Ulrike Petritzki muss sich weiter um Personalfragen kümmern, zumal die Stellvertreter-Position weiterhin vakant ist. Das Telefon steht nicht still, es gibt Mail-Anfragen, eine Konferenz jagt die nächste. Für den Neuanfang in der Musikschule steht auch, dass sie bereits zum 1. Januar 2020 wieder in einen staatlichen Betrieb überführt worden ist.
Den bis dahin freiberuflich tätigen Lehrkräfte wurde angeboten, in ein Angestelltenverhältnis zu wechseln.

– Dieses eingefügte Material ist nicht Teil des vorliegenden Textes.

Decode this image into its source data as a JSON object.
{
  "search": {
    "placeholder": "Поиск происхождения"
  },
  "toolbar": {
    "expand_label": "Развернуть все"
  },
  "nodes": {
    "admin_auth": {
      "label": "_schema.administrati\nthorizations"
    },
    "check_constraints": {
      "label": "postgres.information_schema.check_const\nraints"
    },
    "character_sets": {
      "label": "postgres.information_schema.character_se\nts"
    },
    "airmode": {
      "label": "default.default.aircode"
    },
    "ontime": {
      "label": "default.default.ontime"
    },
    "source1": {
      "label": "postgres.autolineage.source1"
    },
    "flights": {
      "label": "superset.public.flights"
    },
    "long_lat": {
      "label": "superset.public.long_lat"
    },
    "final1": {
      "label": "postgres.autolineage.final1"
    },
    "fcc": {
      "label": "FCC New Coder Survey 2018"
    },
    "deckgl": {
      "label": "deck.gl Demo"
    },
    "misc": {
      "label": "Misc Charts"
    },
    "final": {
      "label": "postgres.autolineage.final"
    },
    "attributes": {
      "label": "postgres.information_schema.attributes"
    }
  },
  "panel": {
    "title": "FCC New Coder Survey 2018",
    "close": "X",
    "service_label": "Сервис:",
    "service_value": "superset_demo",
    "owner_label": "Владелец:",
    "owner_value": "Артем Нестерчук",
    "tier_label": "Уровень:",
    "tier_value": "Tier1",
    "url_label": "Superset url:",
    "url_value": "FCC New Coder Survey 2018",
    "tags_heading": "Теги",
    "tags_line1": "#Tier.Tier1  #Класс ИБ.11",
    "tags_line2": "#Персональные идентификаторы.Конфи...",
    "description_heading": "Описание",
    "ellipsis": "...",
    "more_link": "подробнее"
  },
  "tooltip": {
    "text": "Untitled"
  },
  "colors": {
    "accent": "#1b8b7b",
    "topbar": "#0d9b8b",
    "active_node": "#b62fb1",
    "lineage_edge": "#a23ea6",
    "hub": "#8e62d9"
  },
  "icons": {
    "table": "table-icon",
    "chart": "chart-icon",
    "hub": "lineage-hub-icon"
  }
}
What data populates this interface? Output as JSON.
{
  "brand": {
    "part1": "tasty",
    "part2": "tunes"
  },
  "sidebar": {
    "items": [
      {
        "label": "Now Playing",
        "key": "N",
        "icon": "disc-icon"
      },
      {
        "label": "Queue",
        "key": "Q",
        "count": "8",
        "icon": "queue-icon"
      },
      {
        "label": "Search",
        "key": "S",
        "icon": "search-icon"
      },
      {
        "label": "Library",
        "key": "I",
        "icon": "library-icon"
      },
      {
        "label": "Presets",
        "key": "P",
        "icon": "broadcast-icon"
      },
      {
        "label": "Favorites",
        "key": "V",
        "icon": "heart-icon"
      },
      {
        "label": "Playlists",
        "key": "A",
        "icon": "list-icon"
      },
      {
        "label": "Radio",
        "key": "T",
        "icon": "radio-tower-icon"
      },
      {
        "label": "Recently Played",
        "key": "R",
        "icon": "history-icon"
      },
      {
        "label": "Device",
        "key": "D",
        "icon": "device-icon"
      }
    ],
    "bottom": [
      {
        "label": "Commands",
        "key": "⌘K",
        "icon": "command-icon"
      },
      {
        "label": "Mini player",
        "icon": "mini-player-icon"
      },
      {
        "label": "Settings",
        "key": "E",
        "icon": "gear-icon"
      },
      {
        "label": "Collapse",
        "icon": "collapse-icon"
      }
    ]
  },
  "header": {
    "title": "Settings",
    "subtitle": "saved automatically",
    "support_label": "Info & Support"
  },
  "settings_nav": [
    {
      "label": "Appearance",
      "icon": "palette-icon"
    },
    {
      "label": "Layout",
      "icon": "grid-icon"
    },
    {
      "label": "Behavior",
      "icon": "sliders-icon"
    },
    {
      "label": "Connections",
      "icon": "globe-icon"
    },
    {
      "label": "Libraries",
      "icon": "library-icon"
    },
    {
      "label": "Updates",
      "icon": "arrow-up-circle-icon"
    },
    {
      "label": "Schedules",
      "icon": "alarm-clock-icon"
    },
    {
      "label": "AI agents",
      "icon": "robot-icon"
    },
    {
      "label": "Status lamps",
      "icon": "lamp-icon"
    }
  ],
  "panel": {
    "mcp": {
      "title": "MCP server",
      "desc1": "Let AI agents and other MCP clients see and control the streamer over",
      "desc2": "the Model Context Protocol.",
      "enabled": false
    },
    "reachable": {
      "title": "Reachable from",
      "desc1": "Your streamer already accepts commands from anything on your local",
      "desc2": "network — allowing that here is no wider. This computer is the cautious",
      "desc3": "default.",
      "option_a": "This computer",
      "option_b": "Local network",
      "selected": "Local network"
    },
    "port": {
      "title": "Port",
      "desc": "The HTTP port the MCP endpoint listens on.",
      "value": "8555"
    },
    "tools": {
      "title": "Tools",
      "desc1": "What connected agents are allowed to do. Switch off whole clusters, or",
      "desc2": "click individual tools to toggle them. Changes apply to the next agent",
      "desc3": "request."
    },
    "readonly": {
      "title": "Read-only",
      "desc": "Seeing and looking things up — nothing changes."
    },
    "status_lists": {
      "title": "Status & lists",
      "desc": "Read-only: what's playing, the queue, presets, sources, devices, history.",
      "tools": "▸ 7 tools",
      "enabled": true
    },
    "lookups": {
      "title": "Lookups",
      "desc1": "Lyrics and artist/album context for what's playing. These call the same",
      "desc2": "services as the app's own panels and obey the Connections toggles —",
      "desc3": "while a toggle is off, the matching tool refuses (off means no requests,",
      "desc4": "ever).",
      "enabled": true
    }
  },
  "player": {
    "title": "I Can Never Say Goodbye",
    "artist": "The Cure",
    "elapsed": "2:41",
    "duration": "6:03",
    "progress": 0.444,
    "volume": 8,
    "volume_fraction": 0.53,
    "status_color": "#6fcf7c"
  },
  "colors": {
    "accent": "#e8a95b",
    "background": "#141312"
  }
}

Bis auf 17 machten alle 120 Lehrkräfte von dieser Möglichkeit Gebrauch. Ihre Gehälter wurden während der Pandemie vom Kultursenator weiter gezahlt. Denn der Betrieb steht auch in der Musikschule keineswegs still.
Digital ersetzt nie persönlichen Kontakt
Viele Unterrichtseinheiten habe man pandemiebedingt ins Digitale verlagern müssen, aber einige würden mit Abstand und mit Hygiene-Maßnahmen in Präsenz abgehalten, so die Direktorin. Auch das Jugendsinfonie-Orchester, das gerade eine neue CD eingespielt hat, darf in einer weiträumigen Halle am Flughafen proben, ohne Bläser. Die Chorarbeit ist bis auf Weiteres auf Eis gelegt. Die virtuelle Variante von Musik könne keinesfalls den persönlichen Kontakt, die besondere Resonanz, das Gesehen- und Wahrgenommen-Werden durch das Gegenüber ersetzen, betont Petritzki. Und das gelte nicht nur für den Unterricht, auf den sie so viel Wert lege, sondern auch für das sinnliche Live-Hörerlebnis, das sich heilend auf Körper, Geist und Seele auswirke, sagt die Direktorin, die darüber hinaus auch ausgebildete Musik-Therapeutin ist. Das Live-Hörerlebnis sei ein tief berührendes, elementares Erlebnis, das gegenwärtig von so vielen Musik-Fans schmerzlich vermisst werde.
In der Musikschule ist die Hoffnung groß, dass es erneut möglich sein wird, einen Freiluft-Kultursommer unter Pandemie-Bedingungen zu veranstalten. Ein Termin ist jedenfalls schon fest gesetzt: die Bürgerpark-Promenade am 11. Juli, bei der die unterschiedlichen Ensembles der Musikschule zu erleben sein werden. Die Premiere 2020 sei ein großer Erfolg gewesen.
In vielen Stadtteilen lege die Musikschule die Basis für musikalische Aktivitäten, etwa in Osterholz-Tenever, wo auch das Zukunftslabor der Deutschen Kammerphilharmonie Bremen seinen Sitz hat. Die Basis-Arbeit in allen Stadtteilen und Altersgruppen gelte es noch zu intensivieren, kündigt Petritzki an.
Einer Umfrage des Deutschen Musikrates zufolge trägt sich jeder fünfte Musik-Studierende wegen der unkalkulierbaren, beruflichen Zukunft, ernsthaft mit dem Gedanken, das Studium an den Nagel zu hängen. Auch das hätte langfristige Folgen für die Musikschule, die mit Hospitanten von der Hochschule für Künste kooperiert. Noch mehr Sorgen macht sich die Direktorin der Musikschule allerdings noch um ganz andere Langzeit-Folgen: Schülerinnen und Schüler wüchsen seit Beginn der Pandemie in dem Bewusstsein auf, dass es gefährlich sei, im Chor oder überhaupt zu singen oder ein Blechblas-Instrument zu spielen, das könne auch weitere, negative Auswirkungen auf die Entscheidung haben, zu musizieren.